Dialdehyde starch-coated magnetite nanoparticles (0.5 g) were pounded with ethylenediamine (0.02 mL) in an agate mortar at room temperature for 1 min. To remove excess unreacted diamine, washing with water was used until a ninhydrin test showed negative (the amine was not observed in the filtrate). The black solid was dried by lyophilization.

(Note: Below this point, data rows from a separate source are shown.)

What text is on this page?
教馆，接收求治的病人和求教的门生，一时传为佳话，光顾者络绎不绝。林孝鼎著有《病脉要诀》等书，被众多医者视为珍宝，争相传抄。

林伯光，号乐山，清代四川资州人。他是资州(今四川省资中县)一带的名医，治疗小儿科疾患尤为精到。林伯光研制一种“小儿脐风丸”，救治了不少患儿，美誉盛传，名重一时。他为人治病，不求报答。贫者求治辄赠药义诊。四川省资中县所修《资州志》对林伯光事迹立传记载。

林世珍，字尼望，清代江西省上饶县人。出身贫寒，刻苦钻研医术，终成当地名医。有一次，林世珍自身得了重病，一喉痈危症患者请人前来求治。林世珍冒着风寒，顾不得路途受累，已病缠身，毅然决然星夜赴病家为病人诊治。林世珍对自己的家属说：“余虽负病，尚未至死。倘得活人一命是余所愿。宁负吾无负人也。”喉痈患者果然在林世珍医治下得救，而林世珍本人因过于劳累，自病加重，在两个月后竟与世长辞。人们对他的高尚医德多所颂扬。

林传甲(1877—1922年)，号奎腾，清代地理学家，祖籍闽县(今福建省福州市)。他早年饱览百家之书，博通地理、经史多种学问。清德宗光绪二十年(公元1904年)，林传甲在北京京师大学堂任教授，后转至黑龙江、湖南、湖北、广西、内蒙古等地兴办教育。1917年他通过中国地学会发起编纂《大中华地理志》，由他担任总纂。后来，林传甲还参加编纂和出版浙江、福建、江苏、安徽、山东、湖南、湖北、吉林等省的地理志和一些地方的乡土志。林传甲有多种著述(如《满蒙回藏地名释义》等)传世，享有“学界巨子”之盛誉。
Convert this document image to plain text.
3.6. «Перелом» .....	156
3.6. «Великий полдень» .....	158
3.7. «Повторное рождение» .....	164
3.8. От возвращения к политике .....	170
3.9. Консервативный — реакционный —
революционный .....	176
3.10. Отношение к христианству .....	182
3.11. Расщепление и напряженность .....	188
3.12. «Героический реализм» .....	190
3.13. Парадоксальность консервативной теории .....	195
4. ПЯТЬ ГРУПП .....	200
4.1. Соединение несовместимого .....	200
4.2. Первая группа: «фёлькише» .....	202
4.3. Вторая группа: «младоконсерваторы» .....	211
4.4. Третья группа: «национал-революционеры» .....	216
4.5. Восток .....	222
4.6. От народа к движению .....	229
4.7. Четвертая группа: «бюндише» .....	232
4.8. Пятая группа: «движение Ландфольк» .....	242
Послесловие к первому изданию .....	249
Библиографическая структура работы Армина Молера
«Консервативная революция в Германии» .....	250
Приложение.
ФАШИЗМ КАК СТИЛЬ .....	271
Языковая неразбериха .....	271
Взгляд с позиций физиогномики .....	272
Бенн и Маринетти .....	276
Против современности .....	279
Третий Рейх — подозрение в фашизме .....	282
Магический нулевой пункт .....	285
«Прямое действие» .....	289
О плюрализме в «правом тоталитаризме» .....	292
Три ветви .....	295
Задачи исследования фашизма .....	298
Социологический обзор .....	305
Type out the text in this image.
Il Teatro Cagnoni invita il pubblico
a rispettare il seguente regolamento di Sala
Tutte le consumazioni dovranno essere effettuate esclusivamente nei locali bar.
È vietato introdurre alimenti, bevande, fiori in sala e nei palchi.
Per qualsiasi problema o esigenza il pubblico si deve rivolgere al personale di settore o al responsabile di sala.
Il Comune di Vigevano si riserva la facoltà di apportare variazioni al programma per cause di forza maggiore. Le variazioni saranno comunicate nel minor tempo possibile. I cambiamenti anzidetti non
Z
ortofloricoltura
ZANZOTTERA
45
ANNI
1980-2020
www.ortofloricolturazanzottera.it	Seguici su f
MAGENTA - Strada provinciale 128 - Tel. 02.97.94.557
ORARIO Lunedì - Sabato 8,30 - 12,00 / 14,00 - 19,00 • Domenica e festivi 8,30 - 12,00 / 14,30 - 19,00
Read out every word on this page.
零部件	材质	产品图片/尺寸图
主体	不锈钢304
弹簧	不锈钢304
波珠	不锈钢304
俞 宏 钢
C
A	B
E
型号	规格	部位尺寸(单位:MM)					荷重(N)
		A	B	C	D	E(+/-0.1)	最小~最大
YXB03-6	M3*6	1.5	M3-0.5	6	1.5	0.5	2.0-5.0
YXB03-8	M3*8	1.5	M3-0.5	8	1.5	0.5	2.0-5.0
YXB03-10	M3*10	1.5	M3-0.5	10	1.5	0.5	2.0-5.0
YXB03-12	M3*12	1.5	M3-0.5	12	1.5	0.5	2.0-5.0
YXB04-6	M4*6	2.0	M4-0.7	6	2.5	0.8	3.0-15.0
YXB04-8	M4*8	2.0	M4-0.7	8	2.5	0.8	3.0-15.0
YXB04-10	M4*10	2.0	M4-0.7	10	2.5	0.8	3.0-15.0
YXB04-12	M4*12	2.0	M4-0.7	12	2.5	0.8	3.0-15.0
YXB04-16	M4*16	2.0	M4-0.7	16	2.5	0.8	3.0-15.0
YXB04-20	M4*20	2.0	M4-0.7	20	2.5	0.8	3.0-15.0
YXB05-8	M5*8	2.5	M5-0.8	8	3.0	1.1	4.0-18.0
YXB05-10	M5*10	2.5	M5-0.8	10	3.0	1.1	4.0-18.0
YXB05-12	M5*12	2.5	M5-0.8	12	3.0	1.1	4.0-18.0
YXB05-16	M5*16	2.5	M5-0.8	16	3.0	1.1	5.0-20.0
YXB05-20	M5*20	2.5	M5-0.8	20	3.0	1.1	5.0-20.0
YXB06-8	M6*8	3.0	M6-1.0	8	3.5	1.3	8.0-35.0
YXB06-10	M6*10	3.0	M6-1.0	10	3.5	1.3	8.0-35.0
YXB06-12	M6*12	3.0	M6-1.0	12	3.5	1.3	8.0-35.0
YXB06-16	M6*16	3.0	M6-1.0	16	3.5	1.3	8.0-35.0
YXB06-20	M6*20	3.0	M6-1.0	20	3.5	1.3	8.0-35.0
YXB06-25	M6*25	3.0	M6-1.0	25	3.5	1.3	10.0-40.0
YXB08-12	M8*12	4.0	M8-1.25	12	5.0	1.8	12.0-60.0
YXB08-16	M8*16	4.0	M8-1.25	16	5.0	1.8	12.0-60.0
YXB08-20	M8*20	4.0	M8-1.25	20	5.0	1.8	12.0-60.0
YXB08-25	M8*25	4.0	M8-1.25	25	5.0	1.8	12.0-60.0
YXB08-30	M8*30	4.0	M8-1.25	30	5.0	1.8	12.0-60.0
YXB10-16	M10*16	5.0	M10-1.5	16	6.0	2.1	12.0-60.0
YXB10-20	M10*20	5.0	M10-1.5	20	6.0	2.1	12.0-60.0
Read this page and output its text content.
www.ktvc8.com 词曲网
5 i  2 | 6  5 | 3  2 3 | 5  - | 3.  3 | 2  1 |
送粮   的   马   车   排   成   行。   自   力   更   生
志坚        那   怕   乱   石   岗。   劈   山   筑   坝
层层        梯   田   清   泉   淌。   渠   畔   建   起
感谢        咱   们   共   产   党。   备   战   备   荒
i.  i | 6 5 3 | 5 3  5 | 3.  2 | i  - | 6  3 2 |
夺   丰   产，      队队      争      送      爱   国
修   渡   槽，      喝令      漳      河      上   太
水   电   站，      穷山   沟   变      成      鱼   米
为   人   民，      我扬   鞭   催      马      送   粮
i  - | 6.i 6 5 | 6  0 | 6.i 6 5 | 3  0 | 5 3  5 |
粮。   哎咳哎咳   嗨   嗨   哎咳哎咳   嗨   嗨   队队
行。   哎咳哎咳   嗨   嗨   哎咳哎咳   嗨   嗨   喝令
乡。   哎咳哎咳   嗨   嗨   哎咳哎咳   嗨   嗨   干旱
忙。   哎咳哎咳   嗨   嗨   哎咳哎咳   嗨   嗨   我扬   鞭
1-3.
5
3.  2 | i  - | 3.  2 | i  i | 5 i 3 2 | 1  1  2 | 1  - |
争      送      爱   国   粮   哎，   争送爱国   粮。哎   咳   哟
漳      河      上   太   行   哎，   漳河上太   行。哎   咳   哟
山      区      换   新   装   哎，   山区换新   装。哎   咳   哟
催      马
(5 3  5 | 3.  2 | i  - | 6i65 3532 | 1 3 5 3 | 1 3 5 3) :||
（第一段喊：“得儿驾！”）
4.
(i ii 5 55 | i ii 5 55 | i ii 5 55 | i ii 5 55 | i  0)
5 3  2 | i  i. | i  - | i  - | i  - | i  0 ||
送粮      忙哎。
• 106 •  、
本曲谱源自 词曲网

3.1.2. Characterization of the Native Starch- and Aminated Starch Coated-Magnetite Nanoparticles

Characterization of the Fe3O4–S and Fe3O4–AS nanoparticles is described elsewhere [44]. A conventional analysis performed in previous studies using transmission electron microscopy showed that the nanoparticles had an average size of 20 nm. According to dynamic light scattering their medium size is equal to 22–25 nm for a particle. X-ray diffraction confirmed that the core of the nanoparticles was made of pure magnetite with a spinel structure. A successful generation of the long-distanced NH2 groups on the surface of the Fe3O4–AS nanoparticles was confirmed by an attenuated total reflectance Fourier transform infrared analysis. The magnetization hysteresis curves recorded for the Fe3O4–S and Fe3O4–AS nanoparticles, using superconducting quantum interference, showed a characteristic shape for superparamagnetic materials. The value of the saturation magnetization of the coated nanoparticles was reduced by 46 emu/g compared to the naked ones.

3.1.3. Phospholipids

DPPC was purchased as a powder from Avanti Polar Lipids (Alabaster, AL, USA) and dissolved in spectroscopically pure chloroform (Avantor, Gliwice, Poland) at the concentration of 1 mM to obtain stock solutions.

3.2. Methods

3.2.1. Preparation of the Suspensions of the Nanoparticles

Suspensions of the nanoparticles in chloroform and water used in the Langmuir monolayer experiments were prepared according to the following procedure: dispersed in the deionized water from a Milli-Q system (Merck, Darmstadt, Germany) at a concentration of 1 mg·mL−1, kept in an ultrasonic washer for 1 h, and filtered through syringe filters having a pore diameter of 200 nm. For filtration of the chloroform suspensions, filters with a Teflon membrane were used, whereas for water suspensions filters with a nylon membrane were applied. The final concentrations of prepared suspensions were measured using a quartz crystal microbalance (openQCM, Pompeii, Italy).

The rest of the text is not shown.